Je lui fis confiance, car il était né chez nous.
A l’heure où j’écris ces lignes, que vous lirez peut-être, « si vous avez le temps », mon cœur n’arrête pas de danser sur le rythme de nos mitrailleuses. Je suis enfin heureux, car j’attends avec impatience l’exécution de ma sentence.
Au vu de la loi d’exception, dernière trouvaille galérienne, « anti-vice de forme », dont j’ignorais l’existence, auparavant, je suis tout simplement condamné à la peine de mort, malgré le « bénéfice du doute », mis en avant par l’avocat.
« Je suis venu, j’ai vu, j’ai vaincu ! » J’échappe, doucement mais sûrement, à la mort naturelle, qui avait failli m’avoir.
Pour éviter toute perte de temps et d’argent, ainsi qu’une éventuelle « ingérence étrangère », Monsieur le Président de la République Autonome Des Pingouins ( puisque nous sommes des îliens ) a déjà signé l’exécution de la peine.
EVASIONS
Je défais ma vie.
Est-ce un remords qui déchire mes entrailles et qui me pousse à vomir ma vie, dans un grand soupir, ou mon âme en a-t-elle de la supporter au point de vouloir l’expulser de sa grande exiguïté ?
Peut-être est-ce un désir longtemps refoulé qui refait surface, jaillissant du fonds ténébreux de ma mémoire et me contraignant à déterrer ces restes de mes regrets ?
Ma vie, ai-je dit ? … En est-ce une ?
Je regarde cette chose inerte, étalée devant mes yeux, et je ressens un haut-le-cœur.
Je n’en sais plus.

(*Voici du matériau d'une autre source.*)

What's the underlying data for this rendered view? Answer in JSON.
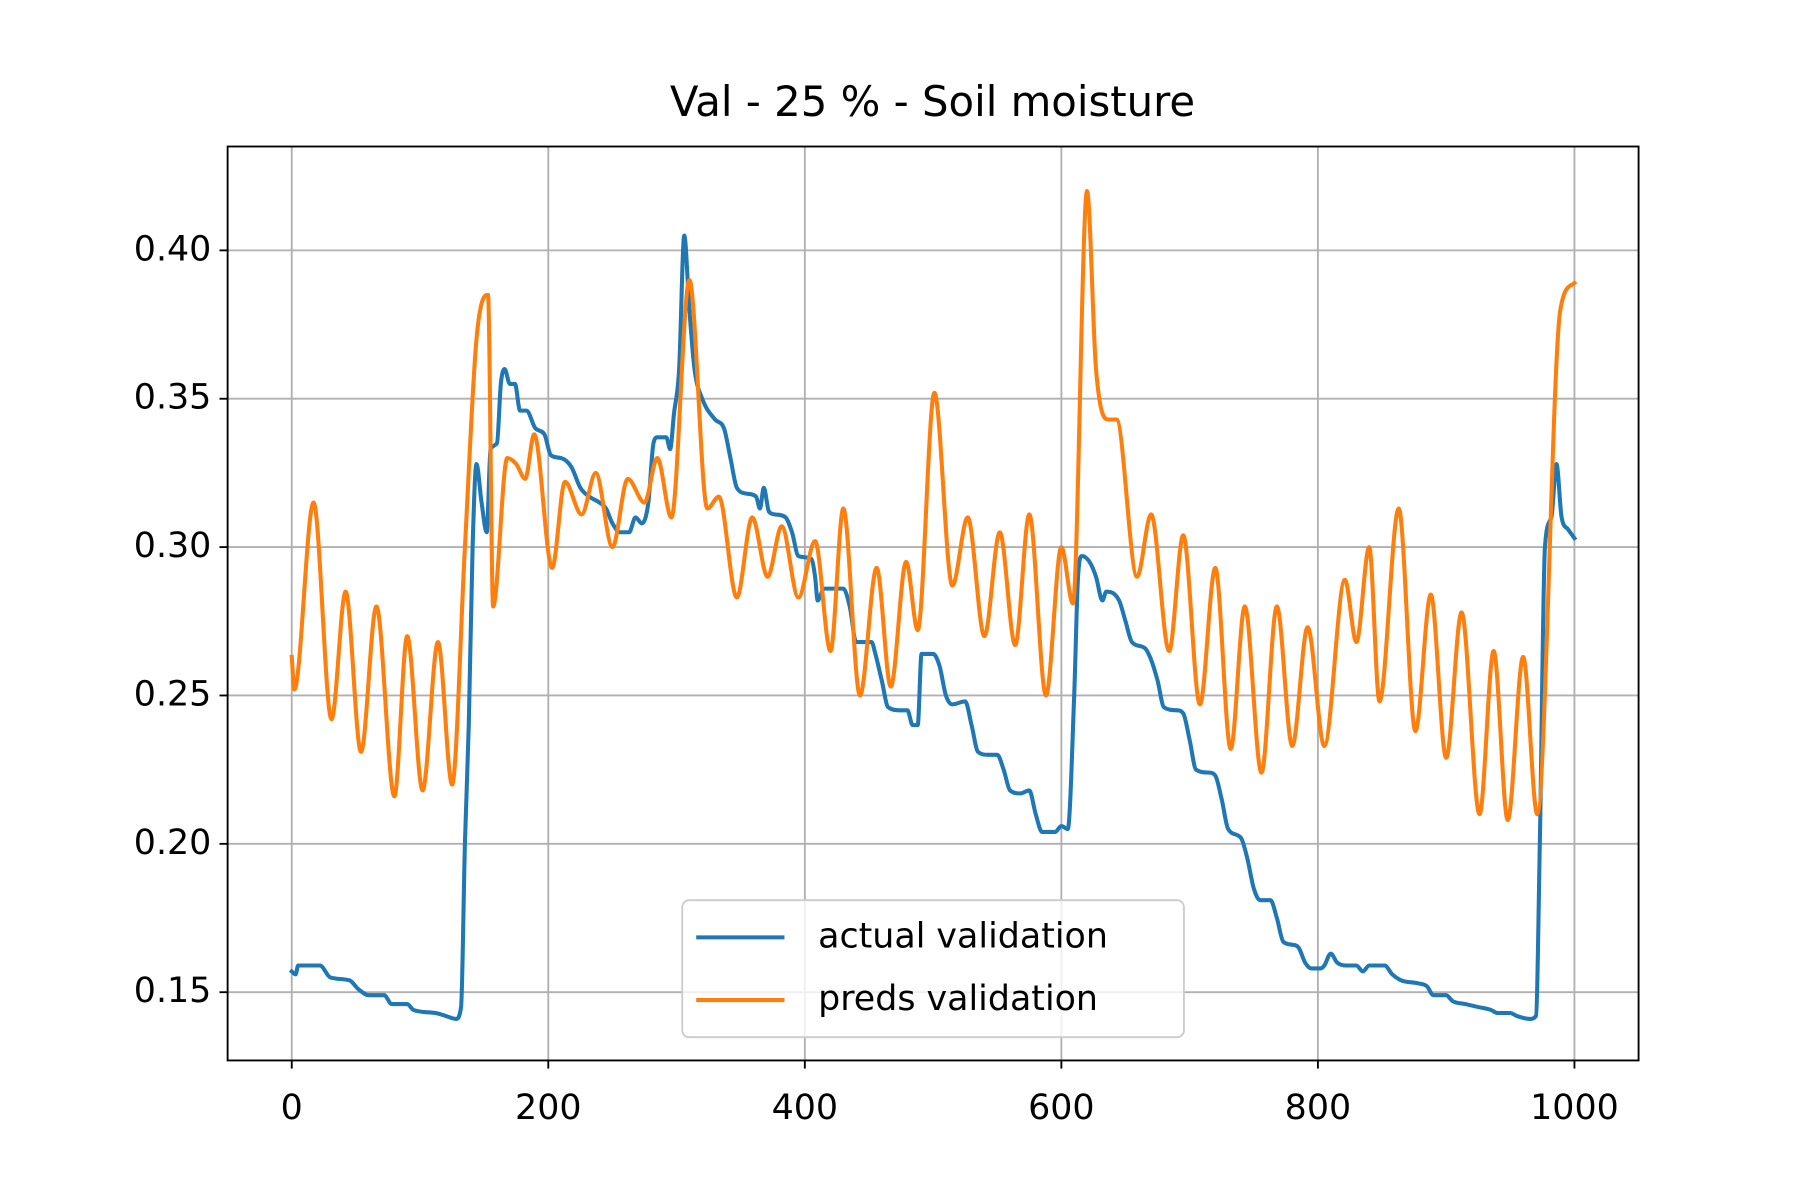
{
  "chart_data": {
    "type": "line",
    "title": "Val - 25 % - Soil moisture",
    "xlim": [
      -50,
      1050
    ],
    "xticks": [
      0,
      200,
      400,
      600,
      800,
      1000
    ],
    "ylim": [
      0.127,
      0.435
    ],
    "yticks": [
      {
        "value": 0.15,
        "label": "0.15"
      },
      {
        "value": 0.2,
        "label": "0.20"
      },
      {
        "value": 0.25,
        "label": "0.25"
      },
      {
        "value": 0.3,
        "label": "0.30"
      },
      {
        "value": 0.35,
        "label": "0.35"
      },
      {
        "value": 0.4,
        "label": "0.40"
      }
    ],
    "grid": true,
    "legend": "lower center",
    "series": [
      {
        "name": "actual validation",
        "color": "#1f77b4",
        "x": [
          0,
          3,
          5,
          22,
          30,
          45,
          52,
          60,
          72,
          78,
          90,
          95,
          112,
          120,
          128,
          132,
          135,
          138,
          141,
          144,
          148,
          152,
          155,
          160,
          163,
          166,
          170,
          174,
          178,
          183,
          190,
          197,
          202,
          210,
          218,
          225,
          232,
          240,
          245,
          250,
          256,
          263,
          268,
          273,
          278,
          282,
          285,
          292,
          295,
          298,
          302,
          306,
          310,
          314,
          320,
          330,
          337,
          342,
          347,
          355,
          362,
          365,
          368,
          372,
          377,
          385,
          390,
          395,
          405,
          408,
          410,
          415,
          430,
          435,
          440,
          452,
          455,
          460,
          465,
          475,
          480,
          484,
          488,
          491,
          500,
          505,
          510,
          515,
          525,
          530,
          535,
          543,
          550,
          555,
          560,
          568,
          575,
          580,
          585,
          595,
          600,
          605,
          610,
          613,
          616,
          622,
          627,
          632,
          635,
          645,
          650,
          655,
          665,
          670,
          675,
          680,
          690,
          695,
          700,
          705,
          715,
          720,
          725,
          730,
          740,
          745,
          750,
          755,
          763,
          768,
          773,
          780,
          785,
          790,
          795,
          802,
          805,
          810,
          815,
          822,
          830,
          835,
          840,
          852,
          858,
          865,
          878,
          885,
          890,
          900,
          905,
          915,
          925,
          935,
          940,
          950,
          955,
          965,
          970,
          973,
          977,
          982,
          986,
          990,
          995,
          1000
        ],
        "values": [
          0.157,
          0.156,
          0.159,
          0.159,
          0.155,
          0.154,
          0.151,
          0.149,
          0.149,
          0.146,
          0.146,
          0.144,
          0.143,
          0.142,
          0.141,
          0.145,
          0.2,
          0.24,
          0.3,
          0.328,
          0.315,
          0.305,
          0.333,
          0.335,
          0.355,
          0.36,
          0.355,
          0.355,
          0.346,
          0.346,
          0.34,
          0.338,
          0.331,
          0.33,
          0.327,
          0.32,
          0.317,
          0.315,
          0.313,
          0.308,
          0.305,
          0.305,
          0.31,
          0.308,
          0.315,
          0.335,
          0.337,
          0.337,
          0.333,
          0.345,
          0.36,
          0.405,
          0.38,
          0.36,
          0.35,
          0.343,
          0.34,
          0.33,
          0.32,
          0.318,
          0.317,
          0.313,
          0.32,
          0.312,
          0.311,
          0.31,
          0.305,
          0.297,
          0.296,
          0.29,
          0.282,
          0.286,
          0.286,
          0.28,
          0.268,
          0.268,
          0.264,
          0.255,
          0.246,
          0.245,
          0.245,
          0.24,
          0.24,
          0.264,
          0.264,
          0.26,
          0.25,
          0.247,
          0.248,
          0.24,
          0.231,
          0.23,
          0.23,
          0.225,
          0.218,
          0.217,
          0.218,
          0.21,
          0.204,
          0.204,
          0.206,
          0.205,
          0.25,
          0.29,
          0.297,
          0.295,
          0.29,
          0.282,
          0.285,
          0.282,
          0.275,
          0.268,
          0.266,
          0.262,
          0.255,
          0.246,
          0.245,
          0.244,
          0.235,
          0.225,
          0.224,
          0.223,
          0.215,
          0.205,
          0.202,
          0.195,
          0.185,
          0.181,
          0.181,
          0.175,
          0.167,
          0.166,
          0.165,
          0.16,
          0.158,
          0.158,
          0.159,
          0.163,
          0.16,
          0.159,
          0.159,
          0.157,
          0.159,
          0.159,
          0.156,
          0.154,
          0.153,
          0.152,
          0.149,
          0.149,
          0.147,
          0.146,
          0.145,
          0.144,
          0.143,
          0.143,
          0.142,
          0.141,
          0.142,
          0.2,
          0.3,
          0.31,
          0.328,
          0.31,
          0.306,
          0.303
        ]
      },
      {
        "name": "preds validation",
        "color": "#ff7f0e",
        "x": [
          0,
          2,
          17,
          31,
          42,
          54,
          66,
          80,
          90,
          102,
          114,
          125,
          135,
          144,
          153,
          157,
          168,
          175,
          182,
          189,
          203,
          213,
          226,
          237,
          250,
          262,
          275,
          285,
          296,
          310,
          324,
          333,
          347,
          359,
          371,
          382,
          395,
          408,
          420,
          430,
          443,
          456,
          467,
          479,
          488,
          501,
          515,
          527,
          540,
          552,
          564,
          575,
          588,
          600,
          609,
          620,
          627,
          637,
          643,
          659,
          670,
          684,
          695,
          708,
          720,
          732,
          743,
          756,
          768,
          780,
          792,
          805,
          821,
          830,
          840,
          848,
          863,
          876,
          888,
          900,
          912,
          926,
          937,
          948,
          960,
          971,
          989,
          1000
        ],
        "values": [
          0.263,
          0.252,
          0.315,
          0.242,
          0.285,
          0.231,
          0.28,
          0.216,
          0.27,
          0.218,
          0.268,
          0.22,
          0.3,
          0.37,
          0.385,
          0.28,
          0.33,
          0.328,
          0.323,
          0.338,
          0.293,
          0.322,
          0.311,
          0.325,
          0.3,
          0.323,
          0.315,
          0.33,
          0.31,
          0.39,
          0.313,
          0.317,
          0.283,
          0.31,
          0.29,
          0.307,
          0.283,
          0.302,
          0.265,
          0.313,
          0.25,
          0.293,
          0.253,
          0.295,
          0.272,
          0.352,
          0.287,
          0.31,
          0.27,
          0.305,
          0.267,
          0.311,
          0.25,
          0.3,
          0.281,
          0.42,
          0.36,
          0.343,
          0.343,
          0.29,
          0.311,
          0.265,
          0.304,
          0.247,
          0.293,
          0.232,
          0.28,
          0.224,
          0.28,
          0.233,
          0.273,
          0.233,
          0.289,
          0.268,
          0.3,
          0.248,
          0.313,
          0.238,
          0.284,
          0.229,
          0.278,
          0.21,
          0.265,
          0.208,
          0.263,
          0.21,
          0.38,
          0.389
        ]
      }
    ]
  }
}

Toujours est-il qu’aujourd’hui je défais ma vie qui n’en est plus une, et je me souviens.
Je ne me rappelle plus depuis combien de temps étais-je resté là, devant ma fenêtre, à torturer le monde de ma nostalgie haineuse. J’avais peut-être un peu trop bu ; je ne pus réussir à aimer le spectacle, pourtant gratuit, qui s’offrait à mes yeux, tant sa réalité m’était amère.
Ce spectacle, s’il en était un, agitait sans cesse le champ printanier de mes pupilles que pourtant j’aurais voulu immobile.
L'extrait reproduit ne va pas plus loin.